Kapolsek Balikpapan Barat AKP Sukarman Sarun.S.H melalui Unit Kanit Rerkrim Polsek Balikpapan Iptu Hendik Winarto SH menyampaikan, pengungkapan kasus tersebut merupakan tindak lanjut dari laporan polisi nomor LP/B/31/V/2026 yang diterima pada Jumat, 8 Mei 2026.
Peristiwa pencurian terjadi di sebuah rumah di Jalan Sepaku Laut, RT 05, Kelurahan Margasari, Kecamatan Balikpapan Barat, pada Senin (4/5/2026) sekitar pukul 05.00 WITA.
“Korban awalnya beristirahat di rumah bersama terduga pelaku pada Minggu malam. Saat bangun tidur, korban mendapati handphone yang sedang diisi daya sudah tidak ada di tempat,” ungkapnya.
Barang yang hilang berupa satu unit handphone Samsung S23 Ultra warna hitam.

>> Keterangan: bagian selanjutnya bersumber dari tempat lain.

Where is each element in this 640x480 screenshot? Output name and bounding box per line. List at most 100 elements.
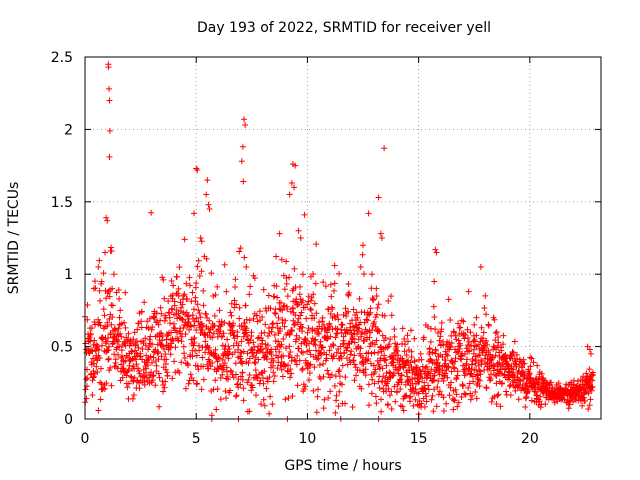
data-point (283, 274, 290, 281)
data-points (82, 61, 597, 422)
data-point (104, 323, 111, 330)
data-point (90, 285, 97, 292)
data-point (224, 336, 231, 343)
data-point (93, 363, 100, 370)
data-point (320, 279, 327, 286)
data-point (498, 347, 505, 354)
data-point (388, 388, 395, 395)
data-point (493, 346, 500, 353)
data-point (176, 369, 183, 376)
data-point (473, 332, 480, 339)
data-point (466, 380, 473, 387)
data-point (434, 359, 441, 366)
data-point (421, 403, 428, 410)
data-point (421, 379, 428, 386)
data-point (299, 349, 306, 356)
data-point (248, 387, 255, 394)
data-point (146, 336, 153, 343)
data-point (417, 350, 424, 357)
data-point (289, 393, 296, 400)
data-point (284, 306, 291, 313)
data-point (230, 320, 237, 327)
data-point (142, 335, 149, 342)
data-point (154, 318, 161, 325)
data-point (96, 319, 103, 326)
data-point (202, 338, 209, 345)
data-point (451, 329, 458, 336)
data-point (216, 307, 223, 314)
data-point (229, 327, 236, 334)
data-point (264, 342, 271, 349)
data-point (258, 401, 265, 408)
data-point (187, 322, 194, 329)
data-point (362, 366, 369, 373)
data-point (361, 319, 368, 326)
data-point (586, 366, 593, 373)
data-point (270, 369, 277, 376)
data-point (295, 227, 302, 234)
data-point (585, 405, 592, 412)
data-point (455, 337, 462, 344)
data-point (105, 64, 112, 71)
data-point (537, 393, 544, 400)
data-point (494, 392, 501, 399)
y-tick-label: 0 (64, 412, 73, 428)
data-point (180, 292, 187, 299)
data-point (144, 357, 151, 364)
data-point (310, 387, 317, 394)
data-point (257, 317, 264, 324)
data-point (106, 293, 113, 300)
data-point (285, 362, 292, 369)
data-point (397, 386, 404, 393)
data-point (349, 335, 356, 342)
data-point (223, 395, 230, 402)
data-point (528, 397, 535, 404)
data-point (372, 323, 379, 330)
data-point (527, 363, 534, 370)
data-point (294, 352, 301, 359)
data-point (402, 392, 409, 399)
data-point (106, 97, 113, 104)
data-point (221, 319, 228, 326)
data-point (263, 385, 270, 392)
data-point (319, 344, 326, 351)
data-point (575, 392, 582, 399)
data-point (111, 351, 118, 358)
data-point (192, 294, 199, 301)
data-point (268, 328, 275, 335)
data-point (585, 390, 592, 397)
data-point (196, 310, 203, 317)
data-point (95, 346, 102, 353)
data-point (367, 305, 374, 312)
data-point (239, 376, 246, 383)
data-point (295, 315, 302, 322)
data-point (287, 308, 294, 315)
data-point (167, 343, 174, 350)
data-point (169, 292, 176, 299)
data-point (184, 360, 191, 367)
data-point (495, 391, 502, 398)
data-point (82, 386, 89, 393)
data-point (194, 263, 201, 270)
data-point (198, 386, 205, 393)
data-point (144, 318, 151, 325)
data-point (500, 341, 507, 348)
data-point (108, 248, 115, 255)
data-point (473, 314, 480, 321)
data-point (333, 349, 340, 356)
data-point (267, 393, 274, 400)
y-axis-title: SRMTID / TECUs (6, 182, 22, 295)
data-point (253, 312, 260, 319)
data-point (167, 351, 174, 358)
data-point (586, 346, 593, 353)
data-point (112, 356, 119, 363)
data-point (95, 407, 102, 414)
data-point (233, 301, 240, 308)
data-point (225, 343, 232, 350)
data-point (97, 297, 104, 304)
data-point (251, 275, 258, 282)
data-point (525, 386, 532, 393)
data-point (412, 386, 419, 393)
data-point (450, 364, 457, 371)
data-point (294, 301, 301, 308)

Akibat kejadian tersebut, korban mengalami kerugian sebesar Rp23 juta dan kemudian melaporkan peristiwa itu ke Polsek Balikpapan Barat.
Berdasarkan hasil penyelidikan, petugas Unit Jatanras berhasil mengamankan terduga pelaku yang diketahui bernama Muhammad Tamsil. Saat diinterogasi, oleh pelaku mengakui perbuatannya.
Polisi juga mengamankan barang bukti berupa kotak dan nota pembelian handphone dengan nomor IMEI yang sesuai dengan milik korban.
Saat ini, tersangka telah diamankan di Polsek Balikpapan Barat untuk menjalani proses hukum lebih lanjut. Ia dijerat dengan Pasal 477 Undang-Undang Nomor 1 Tahun 2023 tentang KUHP terkait tindak pidana pencurian dengan pemberatan.
Polisi telah melakukan sejumlah langkah, di antaranya mengamankan tersangka dan barang bukti, melakukan pemeriksaan, serta melengkapi berkas perkara untuk proses hukum selanjutnya.
Pihak kepolisian mengimbau masyarakat untuk
meningkatkan kewaspadaan dan menjaga keamanan lingkungan guna mencegah terjadinya tindak kriminal serupa.